Assim como outros ramos da teologia, a escatologia também sofreu influência externa de correntes de pensamento contemporâneas aos teólogos que as iniciaram. Os eventos da história que mais influenciaram a doutrina do fim dos tempos, foram a instituição do cristianismo como religião oficial do Império Romano e o Iluminismo. O primeiro resultou na popularização do Amilenismo e o segundo, gerou a Teologia Liberal, que por sua vez, resultou em uma interpretação alegórica e ética das escrituras, gerando assim, o Pós-Milenismo. As divergências mais significativas se encontram na interpretação a respeito do Milênio, que é o período de mil anos que Cristo reinará sobre a Terra. Apesar de haver outras diferença quanto a outros eventos, tais variações estão ligadas a questão principal. Por isso, nesse momento, trataremos apenas dos assuntos ligados às visões do milênio.

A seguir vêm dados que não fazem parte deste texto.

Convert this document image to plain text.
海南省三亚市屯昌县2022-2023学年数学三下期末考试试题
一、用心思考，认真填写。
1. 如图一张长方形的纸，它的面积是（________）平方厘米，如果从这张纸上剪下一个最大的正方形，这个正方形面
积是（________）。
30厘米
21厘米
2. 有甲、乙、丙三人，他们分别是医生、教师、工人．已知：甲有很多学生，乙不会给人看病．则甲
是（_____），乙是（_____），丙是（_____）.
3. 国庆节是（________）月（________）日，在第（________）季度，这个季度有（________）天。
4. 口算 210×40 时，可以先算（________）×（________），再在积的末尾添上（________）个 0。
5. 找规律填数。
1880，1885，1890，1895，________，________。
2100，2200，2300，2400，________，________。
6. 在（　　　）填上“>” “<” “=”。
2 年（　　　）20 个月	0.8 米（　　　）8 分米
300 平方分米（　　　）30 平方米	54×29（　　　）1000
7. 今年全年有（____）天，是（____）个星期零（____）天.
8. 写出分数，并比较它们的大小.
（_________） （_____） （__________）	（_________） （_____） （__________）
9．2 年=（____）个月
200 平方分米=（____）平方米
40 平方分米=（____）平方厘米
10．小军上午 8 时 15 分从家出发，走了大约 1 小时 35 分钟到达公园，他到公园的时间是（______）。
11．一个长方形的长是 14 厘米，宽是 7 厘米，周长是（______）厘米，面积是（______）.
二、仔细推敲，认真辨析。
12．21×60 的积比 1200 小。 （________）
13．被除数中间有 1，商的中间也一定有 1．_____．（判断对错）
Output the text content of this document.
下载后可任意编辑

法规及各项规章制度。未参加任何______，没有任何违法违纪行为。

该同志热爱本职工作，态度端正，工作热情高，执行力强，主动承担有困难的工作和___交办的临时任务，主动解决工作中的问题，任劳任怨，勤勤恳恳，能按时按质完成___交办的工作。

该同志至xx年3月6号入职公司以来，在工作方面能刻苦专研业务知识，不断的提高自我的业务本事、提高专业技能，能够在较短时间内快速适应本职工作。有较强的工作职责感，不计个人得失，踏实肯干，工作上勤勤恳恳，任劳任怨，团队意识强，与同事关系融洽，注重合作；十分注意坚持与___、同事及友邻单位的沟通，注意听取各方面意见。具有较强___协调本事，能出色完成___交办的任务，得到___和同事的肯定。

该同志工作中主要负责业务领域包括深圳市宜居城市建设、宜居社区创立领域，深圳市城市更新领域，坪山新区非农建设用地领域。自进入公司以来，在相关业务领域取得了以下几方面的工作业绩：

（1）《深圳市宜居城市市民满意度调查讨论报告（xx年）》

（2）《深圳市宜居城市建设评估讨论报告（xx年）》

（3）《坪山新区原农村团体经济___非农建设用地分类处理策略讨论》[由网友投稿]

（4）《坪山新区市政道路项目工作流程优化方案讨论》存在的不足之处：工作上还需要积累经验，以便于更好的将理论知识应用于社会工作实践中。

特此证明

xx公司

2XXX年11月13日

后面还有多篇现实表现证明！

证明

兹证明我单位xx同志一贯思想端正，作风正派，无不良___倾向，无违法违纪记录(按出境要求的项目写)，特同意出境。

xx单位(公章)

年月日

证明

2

Amilenismo – O Milênio Simbólico

Basicamente, existem dois tipos de Amilenismo, o Clássico e o Agostiniano. O primeiro, considera o Reino de Deus como sendo o domínio de Deus sobre os santos que estão no céu, fazendo de Deus, um reino também celestial, sendo este a referência para o que Jesus dizia sobre o Reino dos Céus. O segundo, considera que todas as promessas do Antigo Testamento já foram cumpridas na igreja, sendo esta o meio pelo qual Cristo reina no mundo. É a corrente defendida pela Igreja Católica Romana, que usando dessa interpretação produziu os conceitos de purgatório, limbo e outras doutrinas relacionadas aos mortos, como a intercessão dos vivos, por exemplo. São as características dessa corrente:

  • O Milênio é Simbólico – Cristo não reinará em pessoa, e a referência desse reinado não deve ser entendida como um período de tempo, mas como um evento em andamento com duração indefinida. Ou seja, os mil anos, são o reino de Cristo, não a duração desse reinado.
  • Interpretação alegórica das profecias – Nem tudo o que está escrito, é o que os profetas quiseram dizer. Sendo necessário, levar em consideração as limitações de escrita e também os desejos do autor que podem ter influenciado na mensagem final.
  • Surgimento no século 3 d.C – A principal causa da popularização do Amilenismo entre os teólogos, foi a consolidação do Cristianismo com religião oficial do Império Romano, pois acreditou-se que, a partir daquele momento, o reino de milenar de Cristo se iniciou na terra.
  • A Segunda Vinda de Cristo iminente – Os sinais relatos por Jesus que antecedem a sua vinda, são alegorias a respeito de acontecimentos que aconteceram ainda na era apostólica, não tendo relevância futura. Até mesmo os eventos narrados em Apocalipse já ocorreram durante a Era de Ouro do Império Romano. Assim, a Segunda Vinda de Jesus pode acontecer a qualquer momento pois o único acontecimento ainda pendente, é a volta de Cristo.
  • Pouco interesse escatológico – É bastante comum que amilenistas adotam uma postura mais displicente quanto ao estudo dos eventos do fim. Talvez as razões mais comuns para isso, sejam: (1) alguns pregadores famosos são amilenistas, havendo assim, uma espécie de adesão por associação; (2) a ideia de que todas as coisas já se cumpriram pressupõe que nos basta esperar pela última profecia.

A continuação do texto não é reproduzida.